Gondois-Rey F, Granjeaud S, Rouillier P, Rioualen C, Bidaut G, Olive D
Team Immunity and Cancer, Inserm, U1068, CRCM, Marseille, F-13009, France.
Institut Paoli-Calmettes, Marseille, F-13009, France.
Cytometry A. 2016 May;89(5):480-90. doi: 10.1002/cyto.a.22850. Epub 2016 Apr 5.
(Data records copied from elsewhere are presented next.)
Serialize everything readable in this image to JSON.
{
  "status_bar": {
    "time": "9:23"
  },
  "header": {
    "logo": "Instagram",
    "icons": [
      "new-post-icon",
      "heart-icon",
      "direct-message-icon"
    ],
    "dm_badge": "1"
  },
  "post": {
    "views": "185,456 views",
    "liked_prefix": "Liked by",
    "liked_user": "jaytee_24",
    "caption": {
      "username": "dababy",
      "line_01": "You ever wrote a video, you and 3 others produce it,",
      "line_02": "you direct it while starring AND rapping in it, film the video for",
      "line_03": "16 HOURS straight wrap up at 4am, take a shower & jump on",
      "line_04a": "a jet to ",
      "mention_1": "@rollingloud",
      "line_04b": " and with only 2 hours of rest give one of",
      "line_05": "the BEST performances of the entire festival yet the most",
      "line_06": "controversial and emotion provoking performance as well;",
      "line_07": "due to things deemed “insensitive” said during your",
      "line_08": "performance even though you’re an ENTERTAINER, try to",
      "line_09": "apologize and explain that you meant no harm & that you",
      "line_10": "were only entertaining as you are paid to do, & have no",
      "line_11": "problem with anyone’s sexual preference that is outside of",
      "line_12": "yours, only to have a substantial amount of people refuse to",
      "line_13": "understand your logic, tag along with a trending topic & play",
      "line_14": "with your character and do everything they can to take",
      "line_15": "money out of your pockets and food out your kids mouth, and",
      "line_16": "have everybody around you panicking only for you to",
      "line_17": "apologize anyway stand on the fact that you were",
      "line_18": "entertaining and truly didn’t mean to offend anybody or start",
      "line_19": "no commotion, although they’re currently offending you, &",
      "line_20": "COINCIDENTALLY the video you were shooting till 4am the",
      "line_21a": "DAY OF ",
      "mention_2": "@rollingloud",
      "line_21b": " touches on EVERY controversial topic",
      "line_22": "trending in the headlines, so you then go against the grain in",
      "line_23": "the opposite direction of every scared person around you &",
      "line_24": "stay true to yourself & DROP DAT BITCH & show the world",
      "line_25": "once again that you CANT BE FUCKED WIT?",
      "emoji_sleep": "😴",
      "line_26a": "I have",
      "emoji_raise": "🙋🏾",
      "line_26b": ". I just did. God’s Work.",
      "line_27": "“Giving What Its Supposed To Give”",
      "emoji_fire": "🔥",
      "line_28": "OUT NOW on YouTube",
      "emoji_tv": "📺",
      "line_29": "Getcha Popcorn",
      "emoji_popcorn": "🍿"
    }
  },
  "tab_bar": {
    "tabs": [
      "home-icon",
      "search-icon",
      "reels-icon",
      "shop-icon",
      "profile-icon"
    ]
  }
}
The wide possibilities opened by the developments of multi-parametric cytometry are limited by the inadequacy of the classical methods of analysis to the multi-dimensional characteristics of the data. While new computational tools seemed ideally adapted and were applied successfully, their adoption is still low among the flow cytometrists. In the purpose to integrate unsupervised computational tools for the management of multi-stained samples, we investigated their advantages and limits by comparison to manual gating on a typical sample analyzed in immunomonitoring routine. A single tube of PBMC, containing 11 populations characterized by different sizes and stained with 9 fluorescent markers, was used. We investigated the impact of the strategy choice on manual gating variability, an undocumented pitfall of the analysis process, and we identified rules to optimize it. While assessing automatic gating as an alternate, we introduced the Multi-Experiment Viewer software (MeV) and validated it for merging clusters and annotating interactively populations. This procedure allowed the finding of both targeted and unexpected populations. However, the careful examination of computed clusters in standard dot plots revealed some heterogeneity, often below 10%, that was overcome by increasing the number of clusters to be computed. MeV facilitated the identification of populations by displaying both the MFI and the marker signature of the dataset simultaneously. The procedure described here appears fully adapted to manage homogeneously high number of multi-stained samples and allows improving multi-parametric analyses in a way close to the classic approach. © 2016 International Society for Advancement of Cytometry.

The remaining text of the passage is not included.